The metabolites listed in Table 2 were compared among the healthy and alcoholic cohorts. Box plots are shown, depicting the interquartile range of Z-score normalized abundance values, with whiskers extending from minimum to maximum. The median value is identified by a horizontal line within the box. Metabolites from the endoscopy collected samples are shown in A), and are numerically coded as follows; 1) tetradecane, 2) 2-tetradecen-1-ol, 3) 1-undecanol, 4) propanoic acid, 5) cyclopropane, nonyl-, 6) 6-pentadecen-1-ol, 7) 8-Tetradecen-1-yl acetate, 8) 1,15-Pentadecanediol, and 9) Eicosen-1-ol. Metabolites from the home collected samples are shown in B), and are numerically coded as follows; 1) caryophyllene, 2) 1-naphthalenol, 3) phellandrene, 4) dimethyl disulfide, 5) dimethyl trisulfide, 6) camphene, 7) 2,5-pyrrolidinedione, 1-(benzoyloxy)-, 8) 5-hepten-2-one, 6-methyl-, and 9) (2-aziridinylethyl)amine. See text for further discussion.
Fig 8
Fig 8. Comparison of SCFA abundance among the cohorts.
Box plots are presented, depicted as described in Fig.8. A) Among the endoscopy collected samples, while most of the SCFAs are comparable in abundance within the healthy and alcoholic cohorts, propanoic acid demonstrates a statistically significant reduction in median abundance in the alcoholic cohort relative to the healthy cohort (p = 0.03, fold change = 2.32). B) In the home collected samples, butyrate has a 1.6 fold reduction in median abundance, while the remaining SCFAs are very similar between the healthy and alcoholic fecal samples. See text for further discussion.
Fig 9
Fig 9. Comparison of protein putrefaction products among the cohorts.

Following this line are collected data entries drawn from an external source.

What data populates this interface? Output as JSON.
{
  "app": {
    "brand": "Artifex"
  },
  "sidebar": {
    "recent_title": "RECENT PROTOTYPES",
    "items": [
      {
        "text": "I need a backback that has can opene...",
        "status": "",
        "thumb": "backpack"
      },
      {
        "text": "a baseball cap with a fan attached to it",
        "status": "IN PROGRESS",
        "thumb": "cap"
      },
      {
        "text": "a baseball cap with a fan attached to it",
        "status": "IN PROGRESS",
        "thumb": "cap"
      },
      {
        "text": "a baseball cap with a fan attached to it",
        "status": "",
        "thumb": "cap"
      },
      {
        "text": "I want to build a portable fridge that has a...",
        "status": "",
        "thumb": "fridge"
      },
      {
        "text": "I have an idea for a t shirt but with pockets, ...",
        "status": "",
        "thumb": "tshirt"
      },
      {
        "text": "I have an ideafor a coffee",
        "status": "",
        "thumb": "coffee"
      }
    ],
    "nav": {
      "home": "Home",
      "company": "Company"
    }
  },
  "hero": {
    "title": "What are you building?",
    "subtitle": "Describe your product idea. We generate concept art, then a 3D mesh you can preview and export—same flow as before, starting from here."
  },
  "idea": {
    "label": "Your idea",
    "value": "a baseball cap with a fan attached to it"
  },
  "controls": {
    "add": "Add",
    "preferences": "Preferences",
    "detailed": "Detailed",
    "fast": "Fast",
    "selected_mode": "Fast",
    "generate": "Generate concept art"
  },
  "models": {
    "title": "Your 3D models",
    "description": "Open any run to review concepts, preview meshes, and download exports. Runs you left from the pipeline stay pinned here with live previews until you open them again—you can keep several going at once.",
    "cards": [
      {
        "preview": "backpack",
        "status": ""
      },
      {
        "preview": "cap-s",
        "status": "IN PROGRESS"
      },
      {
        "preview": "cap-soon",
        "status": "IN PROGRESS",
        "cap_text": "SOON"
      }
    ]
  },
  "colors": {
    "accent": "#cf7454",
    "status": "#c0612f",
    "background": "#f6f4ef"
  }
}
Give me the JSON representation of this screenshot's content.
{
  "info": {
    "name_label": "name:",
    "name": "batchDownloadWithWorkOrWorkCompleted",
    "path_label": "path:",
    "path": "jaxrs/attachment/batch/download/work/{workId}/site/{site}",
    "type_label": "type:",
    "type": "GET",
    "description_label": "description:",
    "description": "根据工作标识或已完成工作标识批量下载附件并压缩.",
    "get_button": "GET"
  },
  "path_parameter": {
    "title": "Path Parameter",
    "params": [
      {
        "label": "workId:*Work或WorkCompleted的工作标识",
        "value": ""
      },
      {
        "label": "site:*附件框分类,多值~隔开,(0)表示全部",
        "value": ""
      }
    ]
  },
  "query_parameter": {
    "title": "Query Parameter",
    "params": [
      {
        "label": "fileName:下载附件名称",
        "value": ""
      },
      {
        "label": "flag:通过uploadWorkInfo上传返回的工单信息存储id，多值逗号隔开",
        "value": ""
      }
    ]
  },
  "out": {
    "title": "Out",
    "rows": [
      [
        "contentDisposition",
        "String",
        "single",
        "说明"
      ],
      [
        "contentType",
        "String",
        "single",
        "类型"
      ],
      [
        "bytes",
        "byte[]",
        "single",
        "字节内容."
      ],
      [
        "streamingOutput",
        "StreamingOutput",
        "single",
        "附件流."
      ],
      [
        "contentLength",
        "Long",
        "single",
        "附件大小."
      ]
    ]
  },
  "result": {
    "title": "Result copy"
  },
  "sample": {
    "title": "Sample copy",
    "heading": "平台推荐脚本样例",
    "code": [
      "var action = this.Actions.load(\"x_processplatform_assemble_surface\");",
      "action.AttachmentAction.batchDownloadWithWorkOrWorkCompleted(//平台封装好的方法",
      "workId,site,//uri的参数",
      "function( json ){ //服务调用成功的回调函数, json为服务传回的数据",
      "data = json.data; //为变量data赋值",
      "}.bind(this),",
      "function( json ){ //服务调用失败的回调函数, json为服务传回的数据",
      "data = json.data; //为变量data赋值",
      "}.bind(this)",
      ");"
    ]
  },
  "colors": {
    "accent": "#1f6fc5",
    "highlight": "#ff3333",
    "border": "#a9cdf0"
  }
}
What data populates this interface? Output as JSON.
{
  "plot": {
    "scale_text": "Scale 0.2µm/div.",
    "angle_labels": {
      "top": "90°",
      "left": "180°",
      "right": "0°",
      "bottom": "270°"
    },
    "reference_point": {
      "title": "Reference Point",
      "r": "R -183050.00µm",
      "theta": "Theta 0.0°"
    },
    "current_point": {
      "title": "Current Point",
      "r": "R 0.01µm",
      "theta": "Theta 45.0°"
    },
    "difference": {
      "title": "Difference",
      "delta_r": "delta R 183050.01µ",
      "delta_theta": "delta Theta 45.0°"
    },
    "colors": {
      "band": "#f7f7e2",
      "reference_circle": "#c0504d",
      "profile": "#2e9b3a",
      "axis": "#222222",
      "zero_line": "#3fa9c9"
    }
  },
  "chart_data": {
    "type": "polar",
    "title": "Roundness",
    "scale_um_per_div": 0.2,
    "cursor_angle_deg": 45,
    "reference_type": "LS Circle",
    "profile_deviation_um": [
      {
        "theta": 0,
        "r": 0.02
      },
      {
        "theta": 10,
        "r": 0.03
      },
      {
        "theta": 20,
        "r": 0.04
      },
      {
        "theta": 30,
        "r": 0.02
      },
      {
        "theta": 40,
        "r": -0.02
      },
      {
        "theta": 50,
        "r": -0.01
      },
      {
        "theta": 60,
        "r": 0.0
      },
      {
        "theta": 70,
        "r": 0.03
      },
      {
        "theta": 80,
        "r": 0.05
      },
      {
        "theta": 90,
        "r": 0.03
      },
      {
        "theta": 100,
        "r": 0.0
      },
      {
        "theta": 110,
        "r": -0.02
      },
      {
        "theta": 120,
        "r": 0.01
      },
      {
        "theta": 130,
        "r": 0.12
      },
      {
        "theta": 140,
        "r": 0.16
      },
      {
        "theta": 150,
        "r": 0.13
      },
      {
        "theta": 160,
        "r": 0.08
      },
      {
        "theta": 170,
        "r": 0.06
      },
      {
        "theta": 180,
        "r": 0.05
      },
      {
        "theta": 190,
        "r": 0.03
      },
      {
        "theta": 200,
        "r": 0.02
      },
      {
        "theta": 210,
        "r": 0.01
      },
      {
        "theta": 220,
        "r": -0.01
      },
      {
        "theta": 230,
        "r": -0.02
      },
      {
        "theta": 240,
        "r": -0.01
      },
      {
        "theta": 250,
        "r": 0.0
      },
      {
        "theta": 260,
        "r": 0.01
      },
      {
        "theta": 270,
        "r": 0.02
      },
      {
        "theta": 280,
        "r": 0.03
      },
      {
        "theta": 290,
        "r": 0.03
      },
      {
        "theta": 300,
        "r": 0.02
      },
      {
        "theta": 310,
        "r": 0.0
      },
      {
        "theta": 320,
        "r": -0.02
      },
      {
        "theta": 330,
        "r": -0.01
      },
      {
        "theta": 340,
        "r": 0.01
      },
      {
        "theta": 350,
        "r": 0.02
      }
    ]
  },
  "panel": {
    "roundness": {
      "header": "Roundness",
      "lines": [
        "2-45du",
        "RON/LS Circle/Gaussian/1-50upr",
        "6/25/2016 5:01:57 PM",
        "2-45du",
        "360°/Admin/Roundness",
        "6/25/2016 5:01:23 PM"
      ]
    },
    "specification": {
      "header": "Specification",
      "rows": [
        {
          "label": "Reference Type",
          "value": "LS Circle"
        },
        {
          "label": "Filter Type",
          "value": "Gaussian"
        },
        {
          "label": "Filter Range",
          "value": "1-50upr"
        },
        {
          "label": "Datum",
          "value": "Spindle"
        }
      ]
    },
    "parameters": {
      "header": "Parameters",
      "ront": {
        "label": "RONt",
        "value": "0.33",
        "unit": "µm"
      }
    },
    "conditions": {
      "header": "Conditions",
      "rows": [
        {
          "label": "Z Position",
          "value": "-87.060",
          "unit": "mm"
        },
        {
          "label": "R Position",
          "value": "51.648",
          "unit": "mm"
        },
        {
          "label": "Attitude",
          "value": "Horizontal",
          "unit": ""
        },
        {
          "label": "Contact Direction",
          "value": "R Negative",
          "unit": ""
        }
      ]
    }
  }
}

Box plots depicting relative metabolite abundance are shown, as described in Fig. 8. A) Among the endoscopy collected samples, with the exception of methyl indole, the metabolites are comparable in abundance within the healthy and alcoholic cohorts. Note however, the difference observed with methyl indole is not statistically significant (p = 0.519). B) In the home collected samples, metabolite abundance is very similar between the healthy and alcoholic fecal samples.
Fig 10
Fig 10. ROC curve of dimethyl disulfide and dimethyl trisulfide.
The area under the curve is 0.80 and 0.77, respectively, which are indicative of a fairly good diagnostic test (albeit not excellent).